Caltech researchers develop drone technology to chase birds from airports

9 August 2018 (Last Updated August 10th, 2018 10:25)

A team of engineers at the California Institute of Technology in the US has developed a new control algorithm that programmes a drone to chase birds away from the airspace of an airport to avoid collisions.

A team of engineers at the California Institute of Technology (Caltech) in the US has developed a new control algorithm that programmes a drone to chase birds away from the airspace of an airport to avoid collisions.

The algorithm can reduce economic losses, with the FAA estimating that bird strikes at airports caused $639m of economic loss from 1990 to 2012.

Caltech said that the project was inspired by the 2009 ‘Miracle on the Hudson’ when US Airways Flight 1549 struck a flock of geese shortly after takeoff, which forced the aircraft to land in the Hudson River off Manhattan.

Caltech’s drone herding project principal investigator Soon-Jo Chung said: “The passengers on Flight 1549 were only saved because the pilots were so skilled. It made me think that next time might not have such a happy ending.

“If it’s too far away, it won’t move the flock. And if it gets too close, you risk scattering the flock and making it completely uncontrollable.”

“When herding birds away from airspace, you have to be very careful in how you position your drone. If it’s too far away, it won’t move the flock. And if it gets too close, you risk scattering the flock and making it completely uncontrollable. That’s difficult to do with a piloted drone.”

Driving away birds depends on the ability to manage a flock as a single, contained entity, keeping it together while shifting its direction of travel. Each bird in a flock reacts to changes in the behaviour of the birds closest to it.

The drone will position itself in such a way that it encourages birds along the edge of a flock to make course changes that then affect the birds nearest to them.

The positioning has to be accurate.

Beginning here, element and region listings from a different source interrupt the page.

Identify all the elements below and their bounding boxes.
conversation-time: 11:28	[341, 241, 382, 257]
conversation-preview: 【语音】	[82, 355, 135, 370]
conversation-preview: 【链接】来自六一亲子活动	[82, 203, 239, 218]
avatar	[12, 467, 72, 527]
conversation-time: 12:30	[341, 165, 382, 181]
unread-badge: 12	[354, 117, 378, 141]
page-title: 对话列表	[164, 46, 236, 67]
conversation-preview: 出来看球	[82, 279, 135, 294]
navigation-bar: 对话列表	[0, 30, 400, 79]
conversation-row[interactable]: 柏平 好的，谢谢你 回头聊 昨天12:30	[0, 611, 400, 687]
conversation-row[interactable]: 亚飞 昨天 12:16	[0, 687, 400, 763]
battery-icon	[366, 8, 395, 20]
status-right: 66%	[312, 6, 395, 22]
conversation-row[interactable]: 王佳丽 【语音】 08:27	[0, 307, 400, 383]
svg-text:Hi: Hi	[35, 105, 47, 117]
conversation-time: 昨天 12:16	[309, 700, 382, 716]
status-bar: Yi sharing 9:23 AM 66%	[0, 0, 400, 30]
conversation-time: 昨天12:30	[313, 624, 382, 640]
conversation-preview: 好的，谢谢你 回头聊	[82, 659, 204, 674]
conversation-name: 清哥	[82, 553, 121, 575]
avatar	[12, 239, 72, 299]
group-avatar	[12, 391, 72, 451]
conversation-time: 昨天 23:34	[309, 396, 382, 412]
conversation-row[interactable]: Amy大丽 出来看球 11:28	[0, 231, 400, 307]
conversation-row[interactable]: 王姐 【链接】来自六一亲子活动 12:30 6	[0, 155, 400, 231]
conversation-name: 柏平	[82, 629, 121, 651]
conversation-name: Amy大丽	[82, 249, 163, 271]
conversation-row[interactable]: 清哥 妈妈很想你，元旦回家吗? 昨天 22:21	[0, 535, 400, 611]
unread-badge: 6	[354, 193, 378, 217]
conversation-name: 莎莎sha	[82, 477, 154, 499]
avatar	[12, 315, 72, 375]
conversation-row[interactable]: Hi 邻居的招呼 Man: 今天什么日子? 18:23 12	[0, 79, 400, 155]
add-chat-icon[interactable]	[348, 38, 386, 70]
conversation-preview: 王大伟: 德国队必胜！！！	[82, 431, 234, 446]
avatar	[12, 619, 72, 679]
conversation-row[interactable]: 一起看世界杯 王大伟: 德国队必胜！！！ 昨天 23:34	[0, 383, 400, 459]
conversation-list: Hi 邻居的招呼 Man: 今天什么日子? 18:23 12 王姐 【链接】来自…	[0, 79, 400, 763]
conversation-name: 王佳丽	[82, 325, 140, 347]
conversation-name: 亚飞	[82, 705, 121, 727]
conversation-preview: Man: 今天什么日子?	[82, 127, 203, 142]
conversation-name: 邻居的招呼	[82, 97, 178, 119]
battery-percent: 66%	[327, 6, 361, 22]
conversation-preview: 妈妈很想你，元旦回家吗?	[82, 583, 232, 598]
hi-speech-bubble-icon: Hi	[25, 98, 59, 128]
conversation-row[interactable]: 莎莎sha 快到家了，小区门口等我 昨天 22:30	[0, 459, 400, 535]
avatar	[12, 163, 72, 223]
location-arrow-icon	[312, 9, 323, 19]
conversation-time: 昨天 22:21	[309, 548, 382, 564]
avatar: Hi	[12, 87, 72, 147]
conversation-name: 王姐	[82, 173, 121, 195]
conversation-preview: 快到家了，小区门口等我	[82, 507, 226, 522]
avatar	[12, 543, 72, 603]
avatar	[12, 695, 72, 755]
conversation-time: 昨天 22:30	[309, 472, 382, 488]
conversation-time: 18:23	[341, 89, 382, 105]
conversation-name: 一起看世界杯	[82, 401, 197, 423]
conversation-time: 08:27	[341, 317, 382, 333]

If the external threat gets too aggressive and rushes at the flock, the birds will panic and act individually, not collectively.

To teach the drone to herd autonomously, Chung and his colleagues studied and developed a mathematical model of flocking dynamics to describe how flocks build and maintain formations.

The team trailed the algorithm on a flock of birds near a field in Korea and found that a single drone is able to drive away a flock of dozens of birds out of a designated airspace.